Reputation: 3
I have some pretty large tables (~30M rows) that have the following similar structure:
- item_id - uint
- item_text - varchar(255)
- user_id - uint
There are no keys, and you can find records with same item_id and item_text but different user_id:
item_id, item_text, user_id
3, text1, 5
3, text1, 7
4, text2, 5
I'm trying to move from MySQL to Sphinx for doing text searches, so how can I translate something like:
SELECT * FROM table WHERE user_id=123 AND item_text LIKE '%search_string%'. ?!

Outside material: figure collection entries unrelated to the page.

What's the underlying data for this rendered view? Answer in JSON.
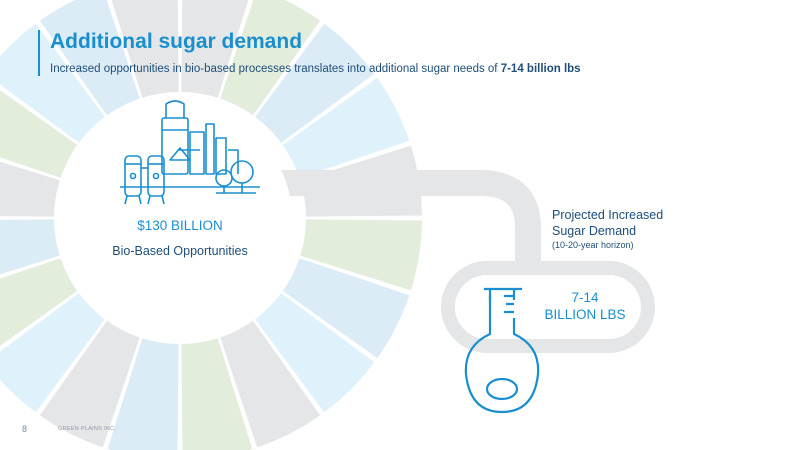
{
  "header": {
    "title": "Additional sugar demand",
    "subtitle_prefix": "Increased opportunities in bio-based processes translates into additional sugar needs of ",
    "subtitle_emphasis": "7-14 billion lbs"
  },
  "bio_based": {
    "value": "$130 BILLION",
    "label": "Bio-Based Opportunities"
  },
  "projection": {
    "line1": "Projected Increased",
    "line2": "Sugar Demand",
    "horizon": "(10-20-year horizon)"
  },
  "flask": {
    "value_line1": "7-14",
    "value_line2": "BILLION LBS"
  },
  "footer": {
    "page_number": "8",
    "company": "GREEN PLAINS INC."
  },
  "icons": [
    "factory-icon",
    "tree-icon",
    "flask-icon"
  ],
  "colors": {
    "accent": "#1a8fcf",
    "navy": "#1f4e79",
    "segment_gray": "#e4e6e8",
    "segment_green": "#e3eddc",
    "segment_blue": "#dcecf7",
    "segment_light_blue": "#dff1fb"
  }
}
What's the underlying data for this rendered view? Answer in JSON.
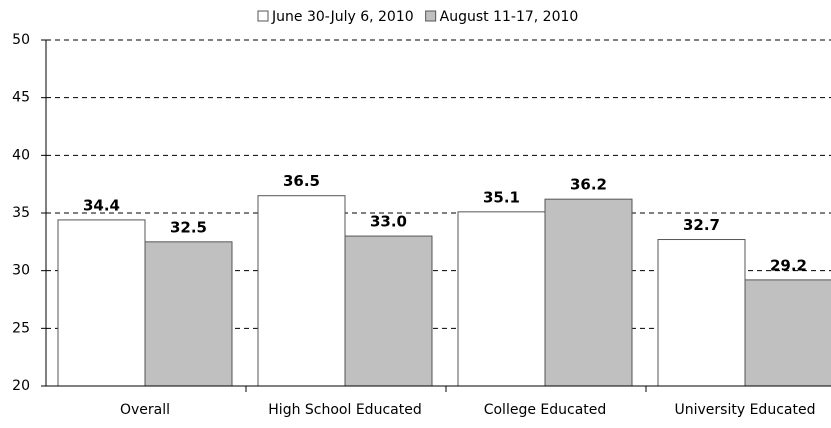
{
  "chart_data": {
    "type": "bar",
    "categories": [
      "Overall",
      "High School Educated",
      "College Educated",
      "University Educated"
    ],
    "series": [
      {
        "name": "June 30-July 6, 2010",
        "color": "#ffffff",
        "values": [
          34.4,
          36.5,
          35.1,
          32.7
        ],
        "value_labels": [
          "34.4",
          "36.5",
          "35.1",
          "32.7"
        ]
      },
      {
        "name": "August 11-17, 2010",
        "color": "#c0c0c0",
        "values": [
          32.5,
          33.0,
          36.2,
          29.2
        ],
        "value_labels": [
          "32.5",
          "33.0",
          "36.2",
          "29.2"
        ]
      }
    ],
    "ylim": [
      20,
      50
    ],
    "yticks": [
      20,
      25,
      30,
      35,
      40,
      45,
      50
    ],
    "grid": true,
    "legend": "top"
  }
}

With the current sphinx config setup the indexer is running out of disk space:
source items
{
...
sql_query_pre = SELECT @id := 0
sql_query = SELECT @id := @id + 1, item_id, item_text, user_id FROM items
sql_attr_uint = user_id
sql_attr_uint = item_id
}
index items_index
{
source = items
path = ...
enable_star = 1
min_prefix_len = 0
min_infix_len = 3
min_word_len = 3
}
Is there a way to use sql_attr_multi to store the user_id values found for each item_id ?
Thanks !
Upvotes: 0
Views: 3188
Reputation: 21091
You could do,
source items {
...
sql_query = SELECT item_id, item_text, GROUP_CONCAT(user_id) AS user_id \
FROM items GROUP BY item_id ORDER BY NULL
sql_attr_multi = uint user_id from field;
}
Also asking yourself, if you really min_infix_len? That vastly inflates the disk size (far more than duplicate rows will). Or maybe try dict=keywords
Upvotes: 3